Chapter 1 - Introduction
The U.S. transportation community has placed high emphasis on the need to improve highway safety. The American Association of State Highway and Transportation Officials (AASHTO) and the Federal Highway Administration (FHWA) have adopted a goal to reduce highway fatalities from 1.5 per 100 million vehicle-miles traveled to 1.0 by 2008. AASHTO has established a Strategic Highway Safety Plan to determine the most promising countermeasures that improve safety in a cost-effective manner and are acceptable to the majority of the public. FHWA has focused its Safety Vital Few initiative on reducing intersection, run-off-the-road, and pedestrian fatalities. Human factors issues associated with roadway design and operations are a critical component of these highway safety improvement areas. It is also one of the five critical research needs contained in the highway infrastructure and operations component of the Nation Highway Research and Technology Partnership's report on highway safety. This study will provide methodological and technical insights into how best to incorporate human factors issues in the planning, research, design, and operation of highways.
The nine scan team members were a cross section of experts from Federal and State government and academia. A great benefit of the study for participants was the opportunity to view information through the eyes of colleagues with different training and experience. Human factors experts visiting a construction site, for example, gained from the explanations of highway engineers, who, in turn, gained from the human factors experts when the team visited a driving simulator. Table 1 identifies the team members.

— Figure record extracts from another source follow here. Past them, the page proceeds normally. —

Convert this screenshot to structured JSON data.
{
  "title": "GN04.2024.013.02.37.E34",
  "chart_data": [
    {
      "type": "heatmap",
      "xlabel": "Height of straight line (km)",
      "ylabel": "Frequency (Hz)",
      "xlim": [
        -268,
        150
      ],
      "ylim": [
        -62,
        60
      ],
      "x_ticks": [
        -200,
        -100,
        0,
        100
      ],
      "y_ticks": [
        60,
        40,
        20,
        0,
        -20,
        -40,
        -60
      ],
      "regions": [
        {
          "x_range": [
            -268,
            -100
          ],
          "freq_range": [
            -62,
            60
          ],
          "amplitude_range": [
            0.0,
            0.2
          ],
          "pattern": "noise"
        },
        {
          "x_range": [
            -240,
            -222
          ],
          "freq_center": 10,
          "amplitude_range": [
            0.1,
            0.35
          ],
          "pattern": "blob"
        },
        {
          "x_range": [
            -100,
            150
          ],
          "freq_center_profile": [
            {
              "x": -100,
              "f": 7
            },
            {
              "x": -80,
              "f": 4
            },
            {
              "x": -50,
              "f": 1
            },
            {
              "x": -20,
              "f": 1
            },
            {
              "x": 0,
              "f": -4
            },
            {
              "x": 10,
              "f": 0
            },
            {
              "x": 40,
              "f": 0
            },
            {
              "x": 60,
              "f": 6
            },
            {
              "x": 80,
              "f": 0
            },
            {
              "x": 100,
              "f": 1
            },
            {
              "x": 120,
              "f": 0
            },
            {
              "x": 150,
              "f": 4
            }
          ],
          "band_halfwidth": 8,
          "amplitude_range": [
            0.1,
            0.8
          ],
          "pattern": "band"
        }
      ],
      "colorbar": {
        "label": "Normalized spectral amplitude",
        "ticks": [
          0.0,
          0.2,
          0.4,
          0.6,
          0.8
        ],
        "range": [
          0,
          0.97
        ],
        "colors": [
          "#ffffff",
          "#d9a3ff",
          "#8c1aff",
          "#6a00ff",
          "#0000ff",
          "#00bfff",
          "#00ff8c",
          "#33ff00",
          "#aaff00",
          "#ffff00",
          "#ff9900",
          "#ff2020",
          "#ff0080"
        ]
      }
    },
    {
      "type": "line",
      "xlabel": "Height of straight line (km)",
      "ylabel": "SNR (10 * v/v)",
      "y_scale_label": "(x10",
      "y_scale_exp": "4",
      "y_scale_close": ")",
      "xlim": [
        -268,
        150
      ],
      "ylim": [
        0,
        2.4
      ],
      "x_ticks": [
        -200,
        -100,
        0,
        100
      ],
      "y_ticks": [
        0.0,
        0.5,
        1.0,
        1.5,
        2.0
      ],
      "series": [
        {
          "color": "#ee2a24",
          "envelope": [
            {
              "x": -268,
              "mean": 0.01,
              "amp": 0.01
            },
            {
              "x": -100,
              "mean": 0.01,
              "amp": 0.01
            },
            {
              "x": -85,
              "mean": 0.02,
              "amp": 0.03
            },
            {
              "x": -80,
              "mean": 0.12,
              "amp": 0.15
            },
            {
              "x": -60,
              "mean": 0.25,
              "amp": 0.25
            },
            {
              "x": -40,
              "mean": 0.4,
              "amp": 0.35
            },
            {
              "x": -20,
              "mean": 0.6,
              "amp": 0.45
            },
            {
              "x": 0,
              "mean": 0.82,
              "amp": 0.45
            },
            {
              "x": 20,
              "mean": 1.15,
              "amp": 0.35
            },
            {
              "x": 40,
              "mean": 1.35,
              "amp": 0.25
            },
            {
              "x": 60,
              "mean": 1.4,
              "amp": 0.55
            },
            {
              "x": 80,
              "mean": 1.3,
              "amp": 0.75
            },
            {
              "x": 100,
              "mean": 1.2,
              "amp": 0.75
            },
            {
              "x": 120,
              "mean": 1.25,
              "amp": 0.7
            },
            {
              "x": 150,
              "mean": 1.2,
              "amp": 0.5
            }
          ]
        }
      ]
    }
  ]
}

|Kevin Keith, Missouri DOT, Co-chair|
|Michael Trentacoste, FHWA, Co-chair|
|Bruce Ibarguen, Maine DOT|
|Wesley Lum, California DOT|
|Terecia Wilson, South Carolina DOT|
|Dr. Thomas Granda, FHWA|
|Ernest Huckaby, FHWA|
|Dr. Leanna Depue, Central Missouri State University|
|Professor Barry Kantowitz, University of Michigan|
Figure 1. Scan team in Helsinki preparing for its first site visit.
The team visited public and private institutions in six European countries- Denmark, Finland, France, the Netherlands, Norway, and Sweden-during a two-week period (see figure 1). When the team spent two days at one location, the first day was devoted to lectures and facilities tours, and the second day was spent on a bus touring road sites that illustrated points explained the previous day. Table 2 lists the eight institutions visited. In addition to representatives from those agencies, representatives from the various Ministries of Transport and others involved in human factors safety research for the countries participated in the meetings. All were exceptionally helpful in addressing the concerns of the panel.
Figure 2. Map of sites visited.
|VTT Technical Research Centre of Finland (VTT)||Finland|
|University of Helsinki||Finland|
|The Foundation of Scientific and Industrial Research at the Norwegian Institute of Technology (SINTEF)||Norway|
|The Danish Transport Research Institute (DTF)||Denmark|
|Netherlands Organization for Applied Scientific Research (TNO)||The Netherlands|
|Institute of Road Safety Research (SWOV)||The Netherlands|
|The Swedish National Road and Transport Institute (VTI)||Sweden|
|French National Institute for Transport and Safety (INRETS) - Paris||France|
|French National Institute for Transport and Safety (INRETS) - Lyon||France|
Figure 3. Team cochairs presenting an overview of the scan study goals in Helsinki.
The goal of this report is to make researchers, designers, planners, and operators of U.S. highway systems aware of good ideas that are either unknown or unused here. The best practices identified in this report, if used in the United States, could greatly increase the safety and mobility of highway operations. The scanning team was so impressed by these new concepts that it has pledged to do its utmost to facilitate the early adoption of some of these key ideas. While many excellent ideas and practices were observed, the team agreed to focus on seven vital concepts:
- Self-organizing roads
- Driving simulators for roadway design and visualization
- Multidisciplinary crash investigation teams
- Speed management
- Human-centered roadway analysis and design
- Cognitive models
- Top-down leadership
In the following chapters, these concepts are described and illustrated by successful examples that demonstrate the utility and benefit of each idea. It is important to note that these topics are not mutually exclusive, e.g., self-organizing roads impact speed management.